You can also segregate your dataset based on `male` | `female` and then cross-compare results in a sort of meta-analysis, if you wish. `sex` is a clear and major source of variation among your samples. If you proceed with this route (sample segregation based on `sex`), then I see no reason to exclude c1.

Kevin

Hi Kevin,

Thanks for your response. I believe it is not a sample mix up (but I am gonna check it again). I do not know it is a male with Klinefelter Syndrome. How can I check it?

For the normalization, I actually made a 3rd column in my sample table and grouped together the sex and condition.

``````column group of sample table: control_male, treatment_male, control_female, treatment_female
``````

then the dds object as:

``````dds <- DESeqDataSetFromHTSeqCount( sampleTable = sampleTable, directory = directory, design= ~group)

rld <- rlog(dds, blind=TRUE)

data <- plotPCA(rld, intgroup=c("treatment", "sex"), returnData=TRUE )
percentVar <- round(100 * attr(data, "percentVar"))
ggplot(data, aes(PC1, PC2, color=treatment, shape=sex)) +
xlab(paste0("PC1: ",percentVar[1],"% variance")) +
ylab(paste0("PC2: ",percentVar[2],"% variance")) +
+coord_fixed()
``````

Then I used contrasts for further analysis:

`````` contrast_male <- c("group", "treatment_male", "control_male")
contrast_female <- c("group", "treatment_female", "control_female")

res_male_unshrunken <- results(dds, contrast = contrast_male, alpha = 0.05)
res_male <- lfcShrink(dds, contrast = contrast_male, res=res_male_unshrunken)
summary_res_male <- summary(res_male, alpha=0.05)
``````

The result of the pca plot is from the above code. I think making the "group" column is including the sex in the design and is similar to ~sex+condition design. is that right? is the code above what you meant by including sex?

By segregating male | female, do you mean to run the analysis for male and female samples separately due to the major difference between the male/female samples?
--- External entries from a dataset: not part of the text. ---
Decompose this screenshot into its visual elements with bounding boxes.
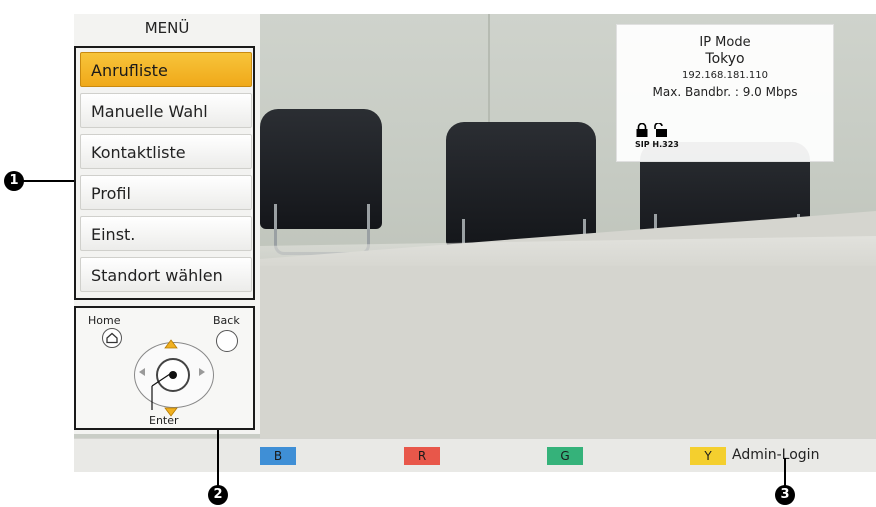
yellow-key-button[interactable]: Y xyxy=(690,447,726,465)
callout-3: 3 xyxy=(775,485,795,505)
lock-closed-icon xyxy=(636,123,648,137)
bandwidth-text: Max. Bandbr. : 9.0 Mbps xyxy=(652,85,798,99)
back-button[interactable] xyxy=(216,330,238,352)
connection-info-panel: IP Mode Tokyo 192.168.181.110 Max. Bandb… xyxy=(616,24,834,162)
callout-1-line xyxy=(22,180,74,182)
menu-list: Anrufliste Manuelle Wahl Kontaktliste Pr… xyxy=(74,46,255,300)
enter-pointer-line xyxy=(151,373,171,410)
video-screen: MENÜ Anrufliste Manuelle Wahl Kontaktlis… xyxy=(74,14,876,472)
menu-item-anrufliste[interactable]: Anrufliste xyxy=(80,52,252,87)
callout-1: 1 xyxy=(4,171,24,191)
home-icon xyxy=(106,332,118,344)
menu-panel: MENÜ Anrufliste Manuelle Wahl Kontaktlis… xyxy=(74,14,260,434)
ip-mode-text: IP Mode xyxy=(699,35,751,50)
menu-title: MENÜ xyxy=(144,19,190,37)
ip-address-text: 192.168.181.110 xyxy=(682,70,768,81)
protocol-text: SIP H.323 xyxy=(635,140,679,149)
menu-item-standort-waehlen[interactable]: Standort wählen xyxy=(80,257,252,292)
callout-3-line xyxy=(784,458,786,486)
red-key-button[interactable]: R xyxy=(404,447,440,465)
color-key-bar: B R G Y Admin-Login xyxy=(74,438,876,472)
back-label: Back xyxy=(213,314,240,327)
callout-2-line xyxy=(217,430,219,486)
left-arrow-icon[interactable] xyxy=(138,367,146,377)
blue-key-button[interactable]: B xyxy=(260,447,296,465)
admin-login-label[interactable]: Admin-Login xyxy=(732,447,819,463)
right-arrow-icon[interactable] xyxy=(198,367,206,377)
lock-open-icon xyxy=(654,123,667,137)
remote-guide: Home Back Enter xyxy=(74,306,255,430)
menu-item-einst[interactable]: Einst. xyxy=(80,216,252,251)
callout-2: 2 xyxy=(208,485,228,505)
menu-item-manuelle-wahl[interactable]: Manuelle Wahl xyxy=(80,93,252,128)
menu-item-kontaktliste[interactable]: Kontaktliste xyxy=(80,134,252,169)
home-button[interactable] xyxy=(102,328,122,348)
green-key-button[interactable]: G xyxy=(547,447,583,465)
location-text: Tokyo xyxy=(705,51,745,67)
menu-item-profil[interactable]: Profil xyxy=(80,175,252,210)
up-arrow-icon[interactable] xyxy=(164,339,178,349)
home-label: Home xyxy=(88,314,121,327)
enter-label: Enter xyxy=(149,414,179,427)
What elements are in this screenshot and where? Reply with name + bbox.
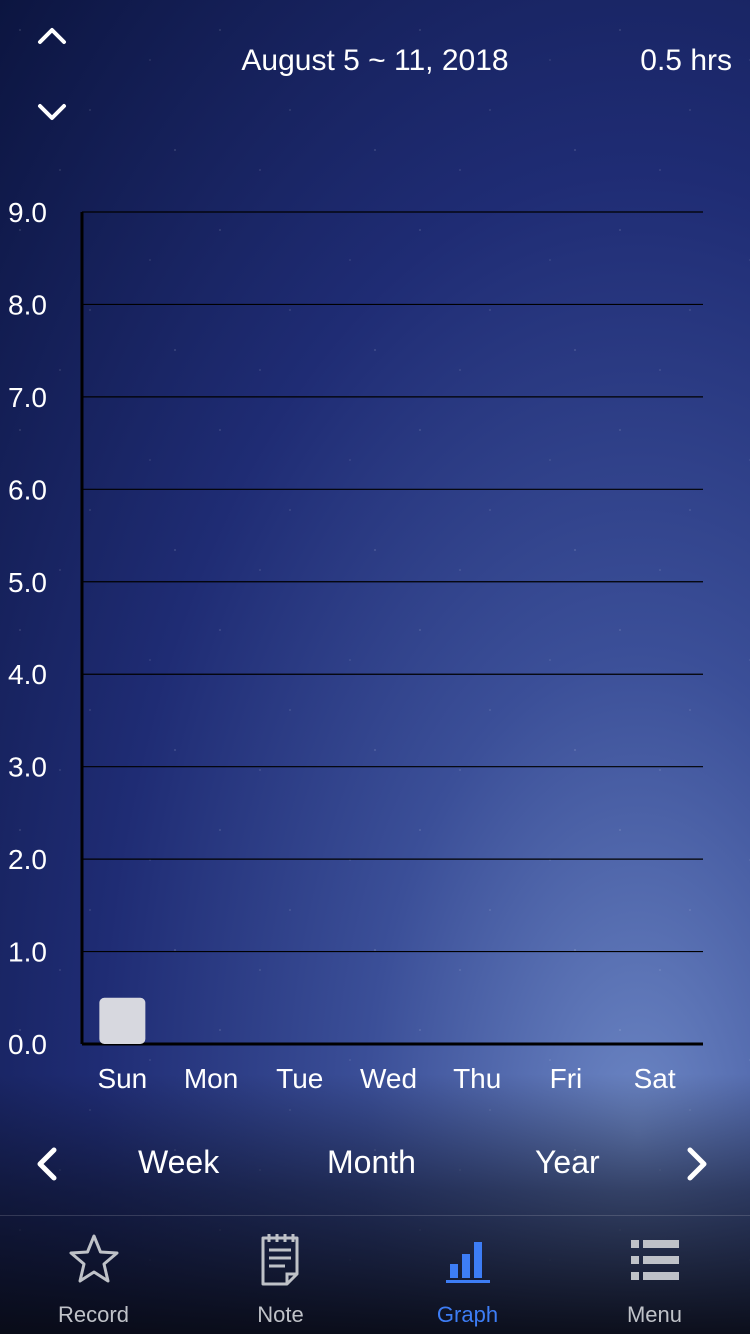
bottom-tab-bar: Record Note Graph Menu xyxy=(0,1215,750,1334)
tab-year[interactable]: Year xyxy=(535,1144,600,1181)
tabbar-item-note[interactable]: Note xyxy=(187,1216,374,1334)
tab-month[interactable]: Month xyxy=(327,1144,416,1181)
y-tick-label: 7.0 xyxy=(8,382,47,413)
y-tick-label: 0.0 xyxy=(8,1029,47,1060)
bar-sun xyxy=(99,997,146,1044)
y-tick-label: 4.0 xyxy=(8,659,47,690)
tabbar-label-record: Record xyxy=(58,1302,129,1327)
y-tick-label: 6.0 xyxy=(8,474,47,505)
x-tick-label: Wed xyxy=(360,1063,417,1094)
y-tick-label: 5.0 xyxy=(8,567,47,598)
tabbar-label-menu: Menu xyxy=(626,1302,683,1327)
y-tick-label: 3.0 xyxy=(8,752,47,783)
y-tick-label: 2.0 xyxy=(8,844,47,875)
tabbar-item-graph[interactable]: Graph xyxy=(374,1216,561,1334)
x-tick-label: Tue xyxy=(276,1063,323,1094)
weekly-bar-chart: 0.0 1.0 2.0 3.0 4.0 5.0 6.0 7.0 8.0 9.0 Sun Mon Tue W… xyxy=(0,190,750,1110)
period-selector: Week Month Year xyxy=(0,1140,750,1190)
y-tick-label: 1.0 xyxy=(8,937,47,968)
x-tick-label: Mon xyxy=(184,1063,238,1094)
chevron-left-icon[interactable] xyxy=(28,1142,68,1186)
chevron-down-icon[interactable] xyxy=(36,100,68,124)
chevron-right-icon[interactable] xyxy=(676,1142,716,1186)
tabbar-label-graph: Graph xyxy=(436,1302,499,1327)
total-hours-label: 0.5 hrs xyxy=(640,44,732,77)
chevron-up-icon[interactable] xyxy=(36,24,68,48)
x-tick-label: Thu xyxy=(453,1063,501,1094)
star-icon xyxy=(69,1234,118,1283)
tabbar-item-menu[interactable]: Menu xyxy=(561,1216,748,1334)
tabbar-label-note: Note xyxy=(257,1302,304,1327)
y-tick-label: 8.0 xyxy=(8,289,47,320)
date-range-label: August 5 ~ 11, 2018 xyxy=(241,44,509,77)
tabbar-item-record[interactable]: Record xyxy=(0,1216,187,1334)
note-icon xyxy=(261,1234,298,1286)
x-tick-label: Fri xyxy=(550,1063,583,1094)
menu-icon xyxy=(630,1240,679,1280)
x-tick-label: Sat xyxy=(634,1063,676,1094)
bar-chart-icon xyxy=(445,1242,490,1283)
tab-week[interactable]: Week xyxy=(138,1144,219,1181)
x-tick-label: Sun xyxy=(97,1063,147,1094)
y-tick-label: 9.0 xyxy=(8,197,47,228)
chart-canvas: 0.0 1.0 2.0 3.0 4.0 5.0 6.0 7.0 8.0 9.0 Sun Mon Tue W… xyxy=(8,197,703,1094)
Ah, I see... `sex` is already included in `group`. When you look at the results of the differential expression comparison, do they make sense to you?

Out of curiosity, take a look at the output of this:

``````rld <- rlog(dds, blind = FALSE)
plotPCA(rld, intgroup=c("treatment", "sex"))
``````

The results actually make sense with the 10 samples but when I remove C1, I get 2times more DEG genes.

Changing to Blind=FALSE, I get the following PCA plot:

C1,tr4,tr5 are kinda different compared to other samples.

1

Thanks - in that case, it just seems like a genuine result with regard to that sample (C1), unless there was indeed a mix-up. As I don't know your area of study, I cannot comment much further; however, occasionally, controls are not quite what they seem!

There is no right or wrong answer here. You can choose to leave it in your dataset or exclude it. Either way, you have to record what you do.

1

Thank you Kevin, I checked and it is not a sample mix up. I will continue with further analysis and see what makes sense more based on the results.